A Day Spent in Italy's Glorious Captial
Rome is unlike anywhere else in Italy; the big brother – boisterous, upstanding, slightly formalistic, he’s got his house in order. He’s not as business-like and self-sufficient as the middle child (Milan) or as laid back as the coddled baby brother (Amalfi). It is hard to be quite so casual when Papa is always watching from the Vatican walls.
The centre of Rome is imposing – from St Peter’s Basilica to the Castel Sant’Angelo, along to Piazza Navona, the Pantheon, down to the Roman Forum and the Colosseum. Romans live with their history – they don’t gaze at it from behind a barricade or hold it at arms’ length like something precious but breakable. Instead, one minute you come walking around a corner, pistachio gelato in hand, distractedly licking as you try to keep up with it melting down your hand, and find yourself nose to nose with the Trevi Fountain. Another, you are wandering through the Roman Forum and up the Palatine Hill, letting your hand trail along the wide dark leaves of the acanthus plants that cluster at the base of almost every wall and ruin.
It’s been a long day. This morning you got up early, deposited friends in the queue for the Vatican, and then ran to Panificio Bonci as soon as it opened, returning to the line with an arm full of pastries and cookies to keep you all company. Hours later, you still have a crick in your neck from peering up at the ceiling in the Sistine Chapel, when you finally made it in. The paintings took your breath away, with their baby blues and unearthly, fleshy wonders.

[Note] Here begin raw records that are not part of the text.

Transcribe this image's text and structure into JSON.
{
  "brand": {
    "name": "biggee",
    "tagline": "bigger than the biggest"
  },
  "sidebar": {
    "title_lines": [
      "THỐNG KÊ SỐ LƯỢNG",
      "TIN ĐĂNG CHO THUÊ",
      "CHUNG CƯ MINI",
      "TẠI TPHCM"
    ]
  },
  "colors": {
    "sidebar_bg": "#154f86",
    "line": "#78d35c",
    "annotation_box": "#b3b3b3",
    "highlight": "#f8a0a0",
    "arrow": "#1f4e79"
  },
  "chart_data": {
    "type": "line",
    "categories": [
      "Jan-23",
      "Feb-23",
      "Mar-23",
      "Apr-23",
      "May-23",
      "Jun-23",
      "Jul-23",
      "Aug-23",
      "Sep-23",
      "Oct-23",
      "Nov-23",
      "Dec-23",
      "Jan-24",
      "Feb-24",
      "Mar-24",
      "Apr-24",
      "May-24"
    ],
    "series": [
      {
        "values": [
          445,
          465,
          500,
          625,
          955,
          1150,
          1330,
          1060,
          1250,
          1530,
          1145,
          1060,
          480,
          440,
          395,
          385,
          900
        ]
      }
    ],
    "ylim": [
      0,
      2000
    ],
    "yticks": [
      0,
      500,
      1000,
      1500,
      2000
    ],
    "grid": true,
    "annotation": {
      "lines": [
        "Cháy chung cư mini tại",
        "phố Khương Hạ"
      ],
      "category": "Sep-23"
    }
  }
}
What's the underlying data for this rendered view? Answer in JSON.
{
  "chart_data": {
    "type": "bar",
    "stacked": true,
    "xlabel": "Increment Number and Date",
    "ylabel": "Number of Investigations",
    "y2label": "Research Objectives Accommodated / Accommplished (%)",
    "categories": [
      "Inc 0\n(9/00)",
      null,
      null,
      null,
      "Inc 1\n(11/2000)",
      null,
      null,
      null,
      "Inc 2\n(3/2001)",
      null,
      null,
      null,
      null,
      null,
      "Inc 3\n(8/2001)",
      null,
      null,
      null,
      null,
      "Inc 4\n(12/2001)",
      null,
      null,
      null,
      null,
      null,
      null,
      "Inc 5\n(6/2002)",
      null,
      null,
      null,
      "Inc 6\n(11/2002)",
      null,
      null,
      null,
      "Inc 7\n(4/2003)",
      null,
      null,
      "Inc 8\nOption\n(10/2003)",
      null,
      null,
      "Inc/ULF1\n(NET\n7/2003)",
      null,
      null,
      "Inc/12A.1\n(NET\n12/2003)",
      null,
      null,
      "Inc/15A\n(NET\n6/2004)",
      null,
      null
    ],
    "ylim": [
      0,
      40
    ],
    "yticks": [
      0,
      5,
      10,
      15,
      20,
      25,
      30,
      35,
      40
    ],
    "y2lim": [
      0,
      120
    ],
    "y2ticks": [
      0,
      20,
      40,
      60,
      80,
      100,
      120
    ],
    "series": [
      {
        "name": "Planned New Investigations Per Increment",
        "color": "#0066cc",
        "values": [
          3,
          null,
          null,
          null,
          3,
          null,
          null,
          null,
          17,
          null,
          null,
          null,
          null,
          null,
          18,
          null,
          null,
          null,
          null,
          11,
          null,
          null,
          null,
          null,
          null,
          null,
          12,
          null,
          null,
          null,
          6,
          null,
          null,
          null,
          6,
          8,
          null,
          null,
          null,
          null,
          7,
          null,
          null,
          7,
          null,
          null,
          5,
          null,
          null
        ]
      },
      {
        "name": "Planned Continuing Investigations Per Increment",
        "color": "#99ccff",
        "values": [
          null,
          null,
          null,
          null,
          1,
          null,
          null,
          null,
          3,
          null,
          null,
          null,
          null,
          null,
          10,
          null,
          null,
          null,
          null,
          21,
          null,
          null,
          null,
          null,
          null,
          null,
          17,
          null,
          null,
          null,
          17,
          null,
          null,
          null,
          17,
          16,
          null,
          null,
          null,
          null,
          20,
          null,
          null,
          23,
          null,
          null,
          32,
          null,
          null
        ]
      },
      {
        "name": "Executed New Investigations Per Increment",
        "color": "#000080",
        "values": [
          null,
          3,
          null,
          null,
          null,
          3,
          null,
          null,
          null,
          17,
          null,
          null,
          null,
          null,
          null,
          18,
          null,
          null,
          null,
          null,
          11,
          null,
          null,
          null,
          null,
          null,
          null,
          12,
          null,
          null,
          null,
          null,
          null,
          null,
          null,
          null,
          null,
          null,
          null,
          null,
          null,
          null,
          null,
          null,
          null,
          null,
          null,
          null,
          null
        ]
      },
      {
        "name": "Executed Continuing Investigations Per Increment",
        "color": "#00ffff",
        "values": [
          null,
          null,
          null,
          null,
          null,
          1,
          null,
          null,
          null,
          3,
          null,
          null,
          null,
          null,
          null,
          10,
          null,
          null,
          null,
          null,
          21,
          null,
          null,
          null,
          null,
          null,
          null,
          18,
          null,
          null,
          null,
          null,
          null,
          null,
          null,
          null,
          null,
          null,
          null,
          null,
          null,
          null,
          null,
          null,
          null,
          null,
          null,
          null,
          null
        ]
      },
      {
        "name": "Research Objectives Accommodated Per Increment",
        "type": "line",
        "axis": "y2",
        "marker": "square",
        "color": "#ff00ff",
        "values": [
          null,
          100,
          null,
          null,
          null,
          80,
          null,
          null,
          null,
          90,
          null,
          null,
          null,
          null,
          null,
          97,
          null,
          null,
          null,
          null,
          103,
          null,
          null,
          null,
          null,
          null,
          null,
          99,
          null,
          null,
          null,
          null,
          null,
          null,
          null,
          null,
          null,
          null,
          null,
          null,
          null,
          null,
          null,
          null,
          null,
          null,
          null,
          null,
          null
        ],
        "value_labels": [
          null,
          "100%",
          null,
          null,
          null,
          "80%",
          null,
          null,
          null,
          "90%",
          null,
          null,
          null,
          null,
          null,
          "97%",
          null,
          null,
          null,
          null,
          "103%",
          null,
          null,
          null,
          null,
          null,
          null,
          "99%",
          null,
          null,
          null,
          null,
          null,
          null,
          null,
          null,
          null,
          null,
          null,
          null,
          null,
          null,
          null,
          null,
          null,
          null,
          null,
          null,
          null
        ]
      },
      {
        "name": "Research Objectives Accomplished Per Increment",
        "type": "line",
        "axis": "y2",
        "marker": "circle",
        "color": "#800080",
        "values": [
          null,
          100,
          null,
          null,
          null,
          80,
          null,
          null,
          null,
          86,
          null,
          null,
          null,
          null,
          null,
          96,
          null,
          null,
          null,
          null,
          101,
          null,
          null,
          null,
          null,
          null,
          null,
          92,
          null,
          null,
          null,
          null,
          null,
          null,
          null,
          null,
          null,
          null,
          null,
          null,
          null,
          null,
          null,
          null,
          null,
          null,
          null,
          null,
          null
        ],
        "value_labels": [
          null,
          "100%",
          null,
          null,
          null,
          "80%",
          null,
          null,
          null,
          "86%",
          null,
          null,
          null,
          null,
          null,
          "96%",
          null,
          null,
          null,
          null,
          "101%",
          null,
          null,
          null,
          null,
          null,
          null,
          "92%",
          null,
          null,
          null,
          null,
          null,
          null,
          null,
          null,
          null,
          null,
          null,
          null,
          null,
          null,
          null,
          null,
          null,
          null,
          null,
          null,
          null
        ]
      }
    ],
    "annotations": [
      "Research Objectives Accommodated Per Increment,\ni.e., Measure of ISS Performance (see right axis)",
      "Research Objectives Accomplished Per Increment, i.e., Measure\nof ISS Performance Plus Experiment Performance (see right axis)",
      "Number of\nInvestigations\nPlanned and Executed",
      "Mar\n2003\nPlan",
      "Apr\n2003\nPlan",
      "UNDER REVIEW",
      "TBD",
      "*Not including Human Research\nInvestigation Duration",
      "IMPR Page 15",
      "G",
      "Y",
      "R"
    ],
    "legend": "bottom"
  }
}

At lunch, you got to chatting with some locals in the covered market, Mercato di Testaccio, where you nibbled and people-watched your way through the hottest hours of the day. They strongly recommended dinner at Trattoria de Cesare al Casaletto, one of their neighbourhood favourites. Your mouth is just watering at the prospect of it. After a nap back at the apartment and a shower to clean off the day’s touristing, you’re ready to go again, and have been browsing the menu online. Now for the hardest decision of the day: rigatoni alla carbonara or tonnarelli cacio e pepe? Perhaps, since you are on holiday, after all - both.